Note: in the second case, the federated query needs to be done at a third SPARQL endpoint, since Neptune isn't able to make federated queries to endpoints outside its VPC due to security reasons.

baskaufs commented 2 years ago

Spun up localhost Fuseki (which supports federated queries unlike Blazegraph) SPARQL interface to run a test.

Note: my first query was

SELECT DISTINCT ?s ?p ?o
WHERE
{
  SERVICE <https://5j6diw4i0h.execute-api.us-east-1.amazonaws.com/sparql> { 
?s ?p ?o
  }
}
limit 5

which turned out to be a bad idea, since it apparently tried to pass all of the millions of triples from Neptune to Fuseki before imposing the limit of 5. It resulted in a 503 (or something) error: service unavailable, which sounds like a pretty bad outcome.

Tried a second query:

PREFIX xsd:<http://www.w3.org/2001/XMLSchema#>
PREFIX rdf: <http://www.w3.org/1999/02/22-rdf-syntax-ns#>
PREFIX rdfs: <http://www.w3.org/2000/01/rdf-schema#>
PREFIX skos: <http://www.w3.org/2004/02/skos/core#>
PREFIX skosxl: <http://www.w3.org/2008/05/skos-xl#>
PREFIX dcterms: <http://purl.org/dc/terms/>
SELECT DISTINCT ?s ?label ?parent
WHERE
{
  SERVICE <https://5j6diw4i0h.execute-api.us-east-1.amazonaws.com/sparql> { 
?s skos:prefLabel ?label.
FILTER(lang(?label)='en')
?top skos:prefLabel 'Visual Arts'@en.
?s skos:broader+ ?top.
?s skos:broader ?parent.
  }
}

which worked and confirmed that federated queries work fine.

baskaufs commented 2 years ago

Tried using rdflib to perform a federated query in Python. See https://rdflib.readthedocs.io/en/stable/intro_to_sparql.html#querying-a-remote-service for an example.
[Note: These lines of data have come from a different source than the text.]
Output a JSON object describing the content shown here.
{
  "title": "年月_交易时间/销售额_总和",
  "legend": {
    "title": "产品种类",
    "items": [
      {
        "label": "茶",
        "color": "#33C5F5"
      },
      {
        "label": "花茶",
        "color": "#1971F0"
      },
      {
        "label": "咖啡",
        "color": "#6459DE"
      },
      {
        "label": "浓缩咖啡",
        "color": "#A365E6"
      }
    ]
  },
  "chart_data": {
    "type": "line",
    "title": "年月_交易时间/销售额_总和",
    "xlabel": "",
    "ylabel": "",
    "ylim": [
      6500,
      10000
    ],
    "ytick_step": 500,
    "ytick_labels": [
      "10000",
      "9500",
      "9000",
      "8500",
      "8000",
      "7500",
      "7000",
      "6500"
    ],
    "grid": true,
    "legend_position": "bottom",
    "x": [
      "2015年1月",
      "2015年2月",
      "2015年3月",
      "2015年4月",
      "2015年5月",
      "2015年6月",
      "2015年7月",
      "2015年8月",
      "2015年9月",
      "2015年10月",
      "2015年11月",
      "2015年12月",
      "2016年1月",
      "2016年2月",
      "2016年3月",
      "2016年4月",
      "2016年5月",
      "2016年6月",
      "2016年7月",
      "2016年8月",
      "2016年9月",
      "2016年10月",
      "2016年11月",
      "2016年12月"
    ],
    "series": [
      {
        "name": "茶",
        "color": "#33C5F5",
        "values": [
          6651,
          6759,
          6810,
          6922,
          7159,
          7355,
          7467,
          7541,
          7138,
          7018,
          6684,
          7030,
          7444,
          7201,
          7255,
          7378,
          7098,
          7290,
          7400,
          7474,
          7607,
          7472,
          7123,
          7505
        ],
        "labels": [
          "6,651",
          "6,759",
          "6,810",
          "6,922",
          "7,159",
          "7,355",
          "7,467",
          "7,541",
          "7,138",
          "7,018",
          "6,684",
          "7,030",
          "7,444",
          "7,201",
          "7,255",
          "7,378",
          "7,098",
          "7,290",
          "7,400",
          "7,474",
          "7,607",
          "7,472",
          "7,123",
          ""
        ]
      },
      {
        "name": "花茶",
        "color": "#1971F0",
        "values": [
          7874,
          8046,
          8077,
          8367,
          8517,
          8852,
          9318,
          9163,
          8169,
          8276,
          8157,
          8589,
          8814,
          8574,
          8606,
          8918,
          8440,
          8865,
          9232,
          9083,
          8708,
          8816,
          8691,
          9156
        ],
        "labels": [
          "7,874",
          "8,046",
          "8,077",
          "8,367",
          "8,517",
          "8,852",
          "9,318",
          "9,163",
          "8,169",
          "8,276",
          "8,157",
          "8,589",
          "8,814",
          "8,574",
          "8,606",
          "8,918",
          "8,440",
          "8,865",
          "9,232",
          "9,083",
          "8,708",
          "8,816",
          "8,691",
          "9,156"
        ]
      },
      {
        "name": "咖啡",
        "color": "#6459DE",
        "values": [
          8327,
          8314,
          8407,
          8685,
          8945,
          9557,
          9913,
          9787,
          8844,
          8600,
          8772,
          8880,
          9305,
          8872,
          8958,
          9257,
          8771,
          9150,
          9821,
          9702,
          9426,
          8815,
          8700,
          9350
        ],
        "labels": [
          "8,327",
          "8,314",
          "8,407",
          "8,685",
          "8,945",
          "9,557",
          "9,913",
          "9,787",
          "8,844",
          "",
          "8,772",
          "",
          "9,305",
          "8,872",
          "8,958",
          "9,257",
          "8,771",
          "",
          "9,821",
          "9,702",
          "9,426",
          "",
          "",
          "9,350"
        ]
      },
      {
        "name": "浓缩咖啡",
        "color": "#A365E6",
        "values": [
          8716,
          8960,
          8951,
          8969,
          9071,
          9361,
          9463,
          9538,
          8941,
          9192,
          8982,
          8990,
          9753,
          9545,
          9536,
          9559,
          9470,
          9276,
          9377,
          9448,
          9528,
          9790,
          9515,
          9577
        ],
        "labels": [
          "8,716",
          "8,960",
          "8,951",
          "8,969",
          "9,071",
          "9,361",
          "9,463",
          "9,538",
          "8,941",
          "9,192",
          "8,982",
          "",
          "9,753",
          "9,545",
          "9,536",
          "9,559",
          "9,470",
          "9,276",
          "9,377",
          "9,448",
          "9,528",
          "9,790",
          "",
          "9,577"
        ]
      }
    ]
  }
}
# hack of example given in documentation
import rdflib

g = rdflib.Graph()
qres = g.query(
    """
    prefix wd: <http://www.wikidata.org/entity/>
    SELECT distinct ?p ?o
    WHERE {
      SERVICE <https://query.wikidata.org/sparql> {
        wd:Q42 ?p ?o .
      }
    }
    LIMIT 10
    """
)

for row in qres:
    print(row)

This query worked fine.

I tried running some simple federated queries like

import rdflib

g = rdflib.Graph()
qres = g.query(
    """
SELECT DISTINCT ?class
    WHERE {
      SERVICE <https://5j6diw4i0h.execute-api.us-east-1.amazonaws.com/sparql> {
<http://rs.tdwg.org/dwc/terms/continent> a ?class.
      }
    }
    """
)

for row in qres:
    print(row)

But it failed with a 404 (not found). Fell back to direct query in Fuseki:

SELECT DISTINCT ?class
    WHERE {
      SERVICE <https://5j6diw4i0h.execute-api.us-east-1.amazonaws.com/sparql> {
<http://rs.tdwg.org/dwc/terms/continent> a ?class.
      }
    }

and got infinitely spinning circle. However, when I restarted Fuseki, it worked. Tried restarting the kernal in the Jupyter notebook, but that didn't help. Still got a 404, which doesn't make sense.